En vérité tout le monde se souvient que la dame Marcos de Njinji (autre nom de Pointe-Noire) fit la promesse selon laquelle la nouvelle Miss allait rouler au volant d’une belle voiture. Malheureusement la demoiselle ne vit rien venir.

C’est fou comme les femmes du pouvoir (on le voit avec Laurentine Milongo) manient le mensonge avec dextérité ! De véritables langues de vipère.

Tout le chapiteau n’avait de regard que sur l’interrogatoire en live que Médard Milandou était en train de soumettre à Antoinette Sassou. Tchibota suffoqua. Même si au Congo le ridicule ne tue pas, jamais elle ne s’était sentie autant humiliée.

Sourire sur la commissure des lèvres, Médard Milandou, n’eut de cesse d’enfoncer le clou de lèse majesté, sans se rendre compte qu’il était en train de crucifier, du coup, sa propre personne, de creuser sa tombe professionnelle.

Conséquences

Antoinette Sassou embraya rapidement. Le lendemain, les effets de l’humiliation d’Antoinette Sassou ne se firent pas attendre. Elle accéléra la vitesse de la sanction.

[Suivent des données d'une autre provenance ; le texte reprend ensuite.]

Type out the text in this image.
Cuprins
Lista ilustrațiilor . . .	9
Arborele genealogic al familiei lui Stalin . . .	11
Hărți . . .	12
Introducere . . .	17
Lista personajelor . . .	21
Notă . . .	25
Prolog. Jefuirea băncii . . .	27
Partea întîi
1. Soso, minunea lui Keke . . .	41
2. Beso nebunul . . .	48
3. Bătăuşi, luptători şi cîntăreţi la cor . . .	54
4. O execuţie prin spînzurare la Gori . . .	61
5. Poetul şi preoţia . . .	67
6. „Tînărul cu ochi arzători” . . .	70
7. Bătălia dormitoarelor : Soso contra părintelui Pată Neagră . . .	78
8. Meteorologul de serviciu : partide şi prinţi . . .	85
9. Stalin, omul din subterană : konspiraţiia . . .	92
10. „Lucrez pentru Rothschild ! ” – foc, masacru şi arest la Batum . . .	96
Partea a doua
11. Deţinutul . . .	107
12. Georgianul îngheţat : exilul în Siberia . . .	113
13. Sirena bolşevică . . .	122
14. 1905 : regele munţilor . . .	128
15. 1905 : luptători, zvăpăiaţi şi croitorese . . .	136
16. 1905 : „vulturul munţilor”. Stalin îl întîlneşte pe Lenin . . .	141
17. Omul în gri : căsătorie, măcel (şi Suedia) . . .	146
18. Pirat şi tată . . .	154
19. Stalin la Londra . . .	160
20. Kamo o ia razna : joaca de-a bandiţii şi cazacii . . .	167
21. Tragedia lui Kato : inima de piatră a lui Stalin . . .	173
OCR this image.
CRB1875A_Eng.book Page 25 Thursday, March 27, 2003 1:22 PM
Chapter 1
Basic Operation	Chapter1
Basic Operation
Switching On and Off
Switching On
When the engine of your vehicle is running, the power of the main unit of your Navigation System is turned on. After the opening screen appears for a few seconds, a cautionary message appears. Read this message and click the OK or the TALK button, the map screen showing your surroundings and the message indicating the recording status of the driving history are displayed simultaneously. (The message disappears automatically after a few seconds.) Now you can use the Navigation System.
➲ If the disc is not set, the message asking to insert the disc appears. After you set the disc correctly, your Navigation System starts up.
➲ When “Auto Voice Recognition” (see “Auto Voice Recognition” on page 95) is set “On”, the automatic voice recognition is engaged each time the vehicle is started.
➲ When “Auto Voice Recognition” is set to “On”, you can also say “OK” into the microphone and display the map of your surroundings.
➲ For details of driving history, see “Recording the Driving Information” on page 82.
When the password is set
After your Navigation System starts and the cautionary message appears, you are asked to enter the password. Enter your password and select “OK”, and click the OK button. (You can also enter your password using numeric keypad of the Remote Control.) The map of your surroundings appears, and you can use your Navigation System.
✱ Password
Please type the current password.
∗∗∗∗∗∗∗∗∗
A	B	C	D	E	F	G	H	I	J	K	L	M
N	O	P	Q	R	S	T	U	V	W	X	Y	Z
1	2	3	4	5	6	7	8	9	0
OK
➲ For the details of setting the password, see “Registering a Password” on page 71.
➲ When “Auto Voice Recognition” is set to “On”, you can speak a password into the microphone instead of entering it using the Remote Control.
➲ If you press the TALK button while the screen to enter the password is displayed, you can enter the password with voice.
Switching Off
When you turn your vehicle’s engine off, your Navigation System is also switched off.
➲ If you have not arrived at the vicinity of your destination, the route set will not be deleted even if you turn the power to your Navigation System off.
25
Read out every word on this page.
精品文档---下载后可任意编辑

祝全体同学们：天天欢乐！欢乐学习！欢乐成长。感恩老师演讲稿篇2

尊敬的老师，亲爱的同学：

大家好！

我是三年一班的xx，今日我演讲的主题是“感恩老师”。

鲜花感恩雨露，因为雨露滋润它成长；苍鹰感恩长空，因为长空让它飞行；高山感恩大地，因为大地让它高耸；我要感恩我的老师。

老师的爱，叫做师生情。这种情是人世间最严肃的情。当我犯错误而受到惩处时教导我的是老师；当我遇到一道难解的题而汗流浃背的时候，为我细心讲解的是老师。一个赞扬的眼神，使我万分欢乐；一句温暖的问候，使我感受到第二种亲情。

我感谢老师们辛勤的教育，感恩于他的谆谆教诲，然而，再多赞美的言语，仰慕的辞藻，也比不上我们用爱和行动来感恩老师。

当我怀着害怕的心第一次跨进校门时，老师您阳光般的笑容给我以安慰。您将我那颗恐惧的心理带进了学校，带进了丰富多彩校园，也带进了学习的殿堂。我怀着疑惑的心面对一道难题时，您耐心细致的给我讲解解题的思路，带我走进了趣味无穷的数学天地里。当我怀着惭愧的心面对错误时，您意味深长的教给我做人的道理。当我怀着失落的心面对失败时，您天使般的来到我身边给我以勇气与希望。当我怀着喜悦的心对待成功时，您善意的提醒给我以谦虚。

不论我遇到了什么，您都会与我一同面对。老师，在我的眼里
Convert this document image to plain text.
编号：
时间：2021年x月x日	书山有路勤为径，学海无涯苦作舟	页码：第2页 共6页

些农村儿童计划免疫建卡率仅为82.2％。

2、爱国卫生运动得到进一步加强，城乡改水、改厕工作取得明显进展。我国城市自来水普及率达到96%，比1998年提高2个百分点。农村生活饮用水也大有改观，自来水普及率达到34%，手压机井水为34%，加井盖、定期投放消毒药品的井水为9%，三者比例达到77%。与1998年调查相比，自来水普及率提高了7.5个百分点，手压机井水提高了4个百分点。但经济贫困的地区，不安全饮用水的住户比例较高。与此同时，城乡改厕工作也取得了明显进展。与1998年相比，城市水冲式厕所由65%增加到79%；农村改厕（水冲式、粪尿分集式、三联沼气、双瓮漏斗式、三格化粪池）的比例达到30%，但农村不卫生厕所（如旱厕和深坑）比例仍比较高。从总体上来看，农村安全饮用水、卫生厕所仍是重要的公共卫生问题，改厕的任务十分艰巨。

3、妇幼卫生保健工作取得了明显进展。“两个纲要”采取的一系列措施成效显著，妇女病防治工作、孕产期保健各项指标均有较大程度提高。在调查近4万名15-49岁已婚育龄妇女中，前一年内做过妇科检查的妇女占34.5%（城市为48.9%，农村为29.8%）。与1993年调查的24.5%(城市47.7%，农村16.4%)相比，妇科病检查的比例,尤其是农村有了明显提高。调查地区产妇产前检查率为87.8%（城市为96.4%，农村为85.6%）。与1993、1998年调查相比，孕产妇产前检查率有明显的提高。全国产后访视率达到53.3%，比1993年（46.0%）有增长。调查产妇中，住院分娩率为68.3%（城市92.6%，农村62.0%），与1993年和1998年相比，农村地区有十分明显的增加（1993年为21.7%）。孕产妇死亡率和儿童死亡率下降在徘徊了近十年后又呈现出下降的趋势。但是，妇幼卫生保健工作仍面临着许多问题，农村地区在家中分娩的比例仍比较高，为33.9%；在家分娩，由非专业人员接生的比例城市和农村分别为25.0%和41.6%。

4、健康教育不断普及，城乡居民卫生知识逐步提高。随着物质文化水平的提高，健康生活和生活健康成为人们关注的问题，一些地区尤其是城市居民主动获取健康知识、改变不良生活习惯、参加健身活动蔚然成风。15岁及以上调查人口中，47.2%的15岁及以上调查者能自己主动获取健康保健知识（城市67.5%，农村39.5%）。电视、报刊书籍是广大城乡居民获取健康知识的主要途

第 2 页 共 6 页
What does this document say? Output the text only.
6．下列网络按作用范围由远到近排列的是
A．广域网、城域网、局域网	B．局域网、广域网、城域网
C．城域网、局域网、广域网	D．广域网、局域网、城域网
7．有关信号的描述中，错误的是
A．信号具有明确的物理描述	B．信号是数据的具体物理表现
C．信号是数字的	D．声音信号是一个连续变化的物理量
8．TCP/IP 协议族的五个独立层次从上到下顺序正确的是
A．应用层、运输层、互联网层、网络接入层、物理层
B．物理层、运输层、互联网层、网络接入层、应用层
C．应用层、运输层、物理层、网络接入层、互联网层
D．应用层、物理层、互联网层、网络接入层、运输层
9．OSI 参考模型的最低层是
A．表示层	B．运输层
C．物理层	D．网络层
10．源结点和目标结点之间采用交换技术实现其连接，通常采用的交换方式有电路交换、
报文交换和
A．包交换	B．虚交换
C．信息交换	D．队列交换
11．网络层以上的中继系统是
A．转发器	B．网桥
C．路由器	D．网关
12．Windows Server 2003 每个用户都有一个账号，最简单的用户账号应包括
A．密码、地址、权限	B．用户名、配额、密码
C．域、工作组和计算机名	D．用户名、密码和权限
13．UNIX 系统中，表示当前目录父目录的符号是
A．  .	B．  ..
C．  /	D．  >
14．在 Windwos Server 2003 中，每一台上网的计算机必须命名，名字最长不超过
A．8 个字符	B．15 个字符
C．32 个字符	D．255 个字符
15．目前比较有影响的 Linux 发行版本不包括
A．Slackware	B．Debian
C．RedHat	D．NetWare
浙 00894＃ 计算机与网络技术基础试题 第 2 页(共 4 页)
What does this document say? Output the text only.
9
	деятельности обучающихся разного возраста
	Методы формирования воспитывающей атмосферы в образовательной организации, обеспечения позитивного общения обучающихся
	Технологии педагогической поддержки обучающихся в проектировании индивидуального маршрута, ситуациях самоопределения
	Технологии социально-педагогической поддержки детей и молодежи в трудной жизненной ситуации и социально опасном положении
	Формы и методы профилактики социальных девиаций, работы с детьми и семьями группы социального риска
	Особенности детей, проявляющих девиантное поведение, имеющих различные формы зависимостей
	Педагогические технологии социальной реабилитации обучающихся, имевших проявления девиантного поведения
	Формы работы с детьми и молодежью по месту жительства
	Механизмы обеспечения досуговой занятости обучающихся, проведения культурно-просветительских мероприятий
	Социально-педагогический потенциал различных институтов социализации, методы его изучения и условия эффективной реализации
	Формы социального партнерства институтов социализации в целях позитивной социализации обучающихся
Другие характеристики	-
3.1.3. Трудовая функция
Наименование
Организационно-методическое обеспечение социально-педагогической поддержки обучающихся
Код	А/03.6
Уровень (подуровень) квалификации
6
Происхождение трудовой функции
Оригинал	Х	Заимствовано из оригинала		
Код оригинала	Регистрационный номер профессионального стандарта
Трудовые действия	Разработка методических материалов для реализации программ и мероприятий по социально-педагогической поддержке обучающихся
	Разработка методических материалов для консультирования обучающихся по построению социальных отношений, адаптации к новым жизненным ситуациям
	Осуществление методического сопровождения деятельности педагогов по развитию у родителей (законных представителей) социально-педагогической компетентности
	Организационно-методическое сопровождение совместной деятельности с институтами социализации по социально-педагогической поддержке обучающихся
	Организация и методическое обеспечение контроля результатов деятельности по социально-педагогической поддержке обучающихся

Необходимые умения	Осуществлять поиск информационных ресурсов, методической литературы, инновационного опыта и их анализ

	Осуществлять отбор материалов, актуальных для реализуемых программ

Médard Milandou est limogé. On ne l’entendra plus, le lendemain 15 août, commenter la fête de Sibiti. Ca s’appelle être victime d’un accident d’antenne.

Un récidiviste de l’invective

Médard Milandou n’est pas à sa première sortie de route. C’est un récidiviste de la boulette. On se souvient qu’à la bamboula de Kinkala, voici deux ans, il effectua déjà un dérapage incontrôlé en plaisantant lourdement sur la liaison clandestine entre l’ancien ministre Jean-Pierre Ngombé et la sulfureuse chanteuse et fille de Pasteur Pémbé Shéro. Bon prince, Jean-Pierre Ngombé ne donna pas une suite judiciaire à l’affaire. Il leva le pied de l’accélérateur de la riposte judiciaire.

Malheureusement, Antoinette Sassou n’est pas Jean-Pierre Ngombé, notoire franc-maçon. Ngouli à la rancune mauvaise, la mémoire éléphantesque comme son mari qui en veut toujours aux Congolais de lui avoir fait mordre la poussière en 1992.

Voilà donc Médard Milandou en train de prendre la voie de garage pour une stupide histoire de voiture.

Tam-tam d’or

Il ne jouera plus le tam-tam au village d’oyocratie. Qu’Antoinette ait mis un frein aux activités de ce flatteur, personne ne va klaxonner pour manifester son indignation. Le tam-tam, Médard l’a trop longtemps battu et très mal battu. S’il a longtemps distribué des tam-tams d’or, il sera désormais tenu au silence...d’or. Un silence en or ? Pas tant que ça. Car, ipso facto, la mise au garage l’éloigne définitivement de la mangeoire. Molinga akomi civil.

Jadis bon journaliste-télé, Médard Milandou avait fini par vendre son âme au diable comme nombre de ses confrères ayant choisi (à l’image de Joachim Mbanza de La Semaine Africaine) de rouler à gauche, de brûler les feux de la déontologie journalistique.

A quelques jours de la fin du régime de Sassou (le 15 août 2016 à 14 h) les Congolais commencent à péter la durite. Le système (voire-même la personne) de Sassou leur est devenu insupportable. Plus personne (comme l’a résumé Mathias Nzon ou Paulin Makaya) ne veut plus voir Sassou, pas même en peinture.

C’est également le message que tous les leaders de l’Opposition (comme le président de la coordination des Assises de la diaspora Jean-Luc Malékat) lancent à l’attention de Sassou, un chauffard ayant conduit le Congo droit au mur en trente ans de mauvaises manœuvres politiques et économiques.

Le fait d’avoir repris les clés de contact au boy-chauffeur de la propagande présidentielle (Médard Milandou) est symptomatique de l’arbitraire d’un régime qui ne supporte aucune critique et qui passe son temps à faire et à défaire ceux qui le servent.

Que dire sinon souhaiter « bonne arrivée » au perroquet Milandou dans les vastes rangs des opposants au régime de Sassou.